Younger investors with many years of work ahead of them can afford to prioritize growth over income in their portfolios. After all, time is going to do most of their heavy lifting for the foreseeable future, and it’s likely to erase any short-term setbacks the market might dish out. For investors nearing or already in retirement, however, it’s a different story. They need reliable income now, and they’ll need its sources to keep being reliable later.
If you’re among the latter group and are ready to reconfigure your portfolio to more appropriately meet your new investing requirements, Consolidated Edison (NYSE:ED), Crown Castle International (NYSE:CCI), and Procter & Gamble (NYSE:PG) should rank among your top prospects.
Let’s find out a bit more about these three dividend stocks that can help bankroll your retirement.
1. Consolidated Edison
Dividend yield: 4.6%
Utility companies are great income stocks for an obvious reason — they’re steady businesses. People tend to do whatever it takes to keep the lights, heat, and water on. So the companies that provide those services can have a pretty good idea of how much revenue they’ll be collecting in any given month.

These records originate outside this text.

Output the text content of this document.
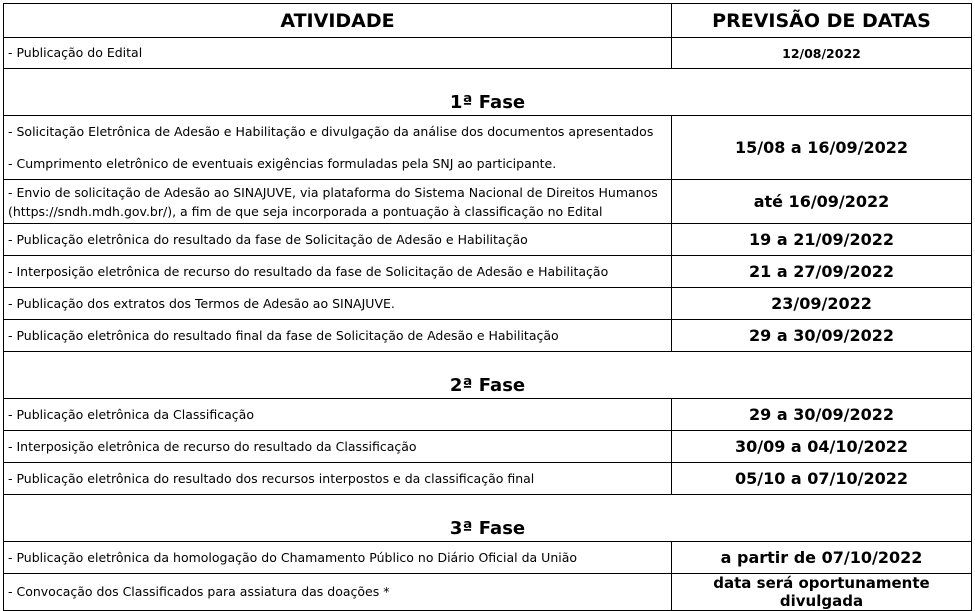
ATIVIDADE	PREVISÃO DE DATAS
- Publicação do Edital	12/08/2022
1ª Fase	
- Solicitação Eletrônica de Adesão e Habilitação e divulgação da análise dos documentos apresentados
- Cumprimento eletrônico de eventuais exigências formuladas pela SNJ ao participante.	15/08 a 16/09/2022

- Envio de solicitação de Adesão ao SINAJUVE, via plataforma do Sistema Nacional de Direitos Humanos
(https://sndh.mdh.gov.br/), a fim de que seja incorporada a pontuação à classificação no Edital	até 16/09/2022
- Publicação eletrônica do resultado da fase de Solicitação de Adesão e Habilitação	19 a 21/09/2022
- Interposição eletrônica de recurso do resultado da fase de Solicitação de Adesão e Habilitação	21 a 27/09/2022
- Publicação dos extratos dos Termos de Adesão ao SINAJUVE.	23/09/2022
- Publicação eletrônica do resultado final da fase de Solicitação de Adesão e Habilitação	29 a 30/09/2022
2ª Fase	
- Publicação eletrônica da Classificação	29 a 30/09/2022
- Interposição eletrônica de recurso do resultado da Classificação	30/09 a 04/10/2022
- Publicação eletrônica do resultado dos recursos interpostos e da classificação final	05/10 a 07/10/2022
3ª Fase	
- Publicação eletrônica da homologação do Chamamento Público no Diário Oficial da União	a partir de 07/10/2022
- Convocação dos Classificados para assiatura das doações *	data será oportunamente divulgada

Not all utility stocks are the same though — not by a long shot. Various companies move in and out of favor over time, and each will face somewhat different price regulation restrictions and expense situations. Based on these factors, right now, Consolidated Edison looks to be one of the top stocks to buy in the sector.
Yes, its above-average dividend yield of 4.6% is part of the bullish argument. But the rest hinges on the fact that ConEd is embracing the country’s inevitable and ongoing transition to a greener energy future. Namely, the company aims to triple its current energy efficiency by 2030, and it is working toward a goal of generating 100% of its electricity from clean/renewable sources by 2040. It’s even tinkering with electric school buses in an effort to help get heavily polluting vehicles off our roads.
None of these clean-energy initiatives have been mandated by governments to the degree Consolidated Edison is pursuing them. But renewable energy is the shape of things to come.
ConEd has already compiled a 46-year streak of annual dividend hikes, and by being proactive now rather than reactive later, it’s positioning itself to keep extending that streak for many years more.